Acquired Placid Montney
Proved Locations, Net
Probable Locations, Net
Unbooked Locations, Net
Total Locations, Net
Unbooked locations consist of drilling locations that have been identified by management as an estimation of the Company’s multi-year drilling activities based on evaluation of applicable geologic, seismic, engineering, production, and reserves information. There is no certainty that we will drill all of these drilling locations and if drilled there is no certainty that such locations will result in additional oil and gas reserves, resources, or production. The drilling locations on which we drill wells will ultimately depend upon the availability of capital, regulatory approvals, seasonal restrictions, oil and natural gas prices, costs, actual drilling results, additional reservoir information that is obtained and other factors. While certain of the unbooked drilling locations have been de-risked by drilling existing wells in relative close proximity to such unbooked drilling locations, other unbooked drilling locations are farther away from existing wells where management has less information about the characteristics of the reservoir and therefore there is more uncertainty whether wells will be drilled in such locations and if drilled there is more uncertainty that such wells will result in additional oil and gas reserves, resources or production.

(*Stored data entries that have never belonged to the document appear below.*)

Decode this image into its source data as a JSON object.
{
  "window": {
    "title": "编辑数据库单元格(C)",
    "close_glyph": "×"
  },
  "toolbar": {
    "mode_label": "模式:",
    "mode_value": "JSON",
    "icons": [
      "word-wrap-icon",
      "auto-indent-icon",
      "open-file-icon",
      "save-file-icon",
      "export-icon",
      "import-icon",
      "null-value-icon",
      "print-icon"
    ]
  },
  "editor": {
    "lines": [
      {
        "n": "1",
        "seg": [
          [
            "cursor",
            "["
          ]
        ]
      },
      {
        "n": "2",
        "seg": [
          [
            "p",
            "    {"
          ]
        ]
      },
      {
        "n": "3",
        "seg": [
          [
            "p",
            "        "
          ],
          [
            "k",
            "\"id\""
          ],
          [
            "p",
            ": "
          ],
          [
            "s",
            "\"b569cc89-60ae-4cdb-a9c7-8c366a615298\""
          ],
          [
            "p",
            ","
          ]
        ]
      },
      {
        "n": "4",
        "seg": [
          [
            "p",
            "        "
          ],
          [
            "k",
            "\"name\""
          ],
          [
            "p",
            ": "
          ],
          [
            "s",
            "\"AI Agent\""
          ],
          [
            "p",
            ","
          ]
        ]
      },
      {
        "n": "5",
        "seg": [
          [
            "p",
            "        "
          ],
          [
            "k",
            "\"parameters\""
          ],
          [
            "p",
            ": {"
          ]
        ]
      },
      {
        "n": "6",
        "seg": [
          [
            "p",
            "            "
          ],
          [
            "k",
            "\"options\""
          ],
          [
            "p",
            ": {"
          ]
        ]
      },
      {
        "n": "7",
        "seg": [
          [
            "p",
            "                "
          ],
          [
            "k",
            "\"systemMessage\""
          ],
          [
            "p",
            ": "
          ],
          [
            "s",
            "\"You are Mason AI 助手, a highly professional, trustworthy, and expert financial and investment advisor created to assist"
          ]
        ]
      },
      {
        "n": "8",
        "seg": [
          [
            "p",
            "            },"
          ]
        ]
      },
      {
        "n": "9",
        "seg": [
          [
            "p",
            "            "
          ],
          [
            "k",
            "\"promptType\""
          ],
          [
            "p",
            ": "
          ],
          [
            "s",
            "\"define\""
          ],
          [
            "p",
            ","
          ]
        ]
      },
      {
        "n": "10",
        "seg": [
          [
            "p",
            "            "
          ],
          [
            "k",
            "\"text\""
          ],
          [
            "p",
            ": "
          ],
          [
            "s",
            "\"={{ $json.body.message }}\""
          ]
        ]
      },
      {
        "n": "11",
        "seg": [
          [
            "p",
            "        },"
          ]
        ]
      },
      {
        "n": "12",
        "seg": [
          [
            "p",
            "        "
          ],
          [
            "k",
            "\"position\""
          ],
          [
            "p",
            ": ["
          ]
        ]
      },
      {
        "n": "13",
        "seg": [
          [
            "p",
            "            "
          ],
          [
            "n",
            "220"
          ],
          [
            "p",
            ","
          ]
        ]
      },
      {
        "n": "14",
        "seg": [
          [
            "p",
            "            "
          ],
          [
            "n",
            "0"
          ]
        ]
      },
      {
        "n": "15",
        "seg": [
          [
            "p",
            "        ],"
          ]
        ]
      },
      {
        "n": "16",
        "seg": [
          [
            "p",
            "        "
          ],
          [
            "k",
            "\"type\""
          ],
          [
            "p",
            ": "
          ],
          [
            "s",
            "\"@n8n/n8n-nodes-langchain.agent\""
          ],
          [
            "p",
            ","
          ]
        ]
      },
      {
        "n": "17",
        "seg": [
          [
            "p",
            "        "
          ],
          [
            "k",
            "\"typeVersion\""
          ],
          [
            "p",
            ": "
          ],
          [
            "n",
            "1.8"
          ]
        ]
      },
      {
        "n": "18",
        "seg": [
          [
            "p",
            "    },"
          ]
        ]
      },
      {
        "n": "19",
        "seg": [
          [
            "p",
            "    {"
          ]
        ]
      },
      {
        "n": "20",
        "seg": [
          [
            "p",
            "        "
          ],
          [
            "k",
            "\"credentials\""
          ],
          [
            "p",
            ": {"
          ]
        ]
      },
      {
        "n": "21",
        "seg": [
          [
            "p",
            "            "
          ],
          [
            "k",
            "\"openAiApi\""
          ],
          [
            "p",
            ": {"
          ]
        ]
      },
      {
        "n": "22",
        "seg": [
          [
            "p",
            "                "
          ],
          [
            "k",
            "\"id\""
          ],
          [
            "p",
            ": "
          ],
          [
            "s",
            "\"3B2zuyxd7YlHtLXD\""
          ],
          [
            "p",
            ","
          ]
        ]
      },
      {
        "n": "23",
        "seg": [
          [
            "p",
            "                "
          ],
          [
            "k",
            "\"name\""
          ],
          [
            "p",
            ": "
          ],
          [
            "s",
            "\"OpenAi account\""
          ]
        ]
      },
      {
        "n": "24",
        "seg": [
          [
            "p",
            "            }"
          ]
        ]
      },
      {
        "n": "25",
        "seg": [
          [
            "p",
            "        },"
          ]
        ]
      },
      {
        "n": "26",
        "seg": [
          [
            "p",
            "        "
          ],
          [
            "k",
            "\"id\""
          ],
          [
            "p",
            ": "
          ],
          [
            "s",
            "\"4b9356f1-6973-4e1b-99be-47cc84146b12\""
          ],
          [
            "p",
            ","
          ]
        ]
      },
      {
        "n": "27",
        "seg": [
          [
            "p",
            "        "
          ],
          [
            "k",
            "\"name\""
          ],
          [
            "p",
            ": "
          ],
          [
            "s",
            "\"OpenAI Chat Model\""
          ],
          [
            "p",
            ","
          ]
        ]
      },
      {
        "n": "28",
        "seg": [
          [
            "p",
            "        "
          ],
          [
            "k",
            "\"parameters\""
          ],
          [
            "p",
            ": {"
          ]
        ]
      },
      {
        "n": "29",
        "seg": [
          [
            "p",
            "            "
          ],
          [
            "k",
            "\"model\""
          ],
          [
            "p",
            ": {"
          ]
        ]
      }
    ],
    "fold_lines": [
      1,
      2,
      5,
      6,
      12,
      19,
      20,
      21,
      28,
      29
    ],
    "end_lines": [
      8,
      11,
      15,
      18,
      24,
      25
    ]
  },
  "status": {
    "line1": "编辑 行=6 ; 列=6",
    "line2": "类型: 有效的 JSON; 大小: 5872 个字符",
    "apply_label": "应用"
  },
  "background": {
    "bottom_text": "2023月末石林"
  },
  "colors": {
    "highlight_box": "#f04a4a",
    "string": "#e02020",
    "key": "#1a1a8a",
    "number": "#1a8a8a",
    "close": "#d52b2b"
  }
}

References to petroleum, crude oil, NGLs (natural gas liquids), natural gas and average daily production in this news release refer to the light and medium crude oil, tight crude oil, conventional natural gas, shale gas and NGLs product types, as applicable, as defined in NI 51-101.
NI 51-101 includes condensate within the NGLs product type. The Company has disclosed condensate as combined with crude oil and separately from other NGLs since the price of condensate as compared to other NGLs is currently significantly higher, and the Company believes that this crude oil and condensate presentation provides a more accurate description of its operations and results therefrom. Crude oil therefore refers to light oil, medium oil, tight oil, and condensate. NGLs refers to ethane, propane, butane, and pentane combined. Natural gas refers to conventional natural gas and shale gas combined.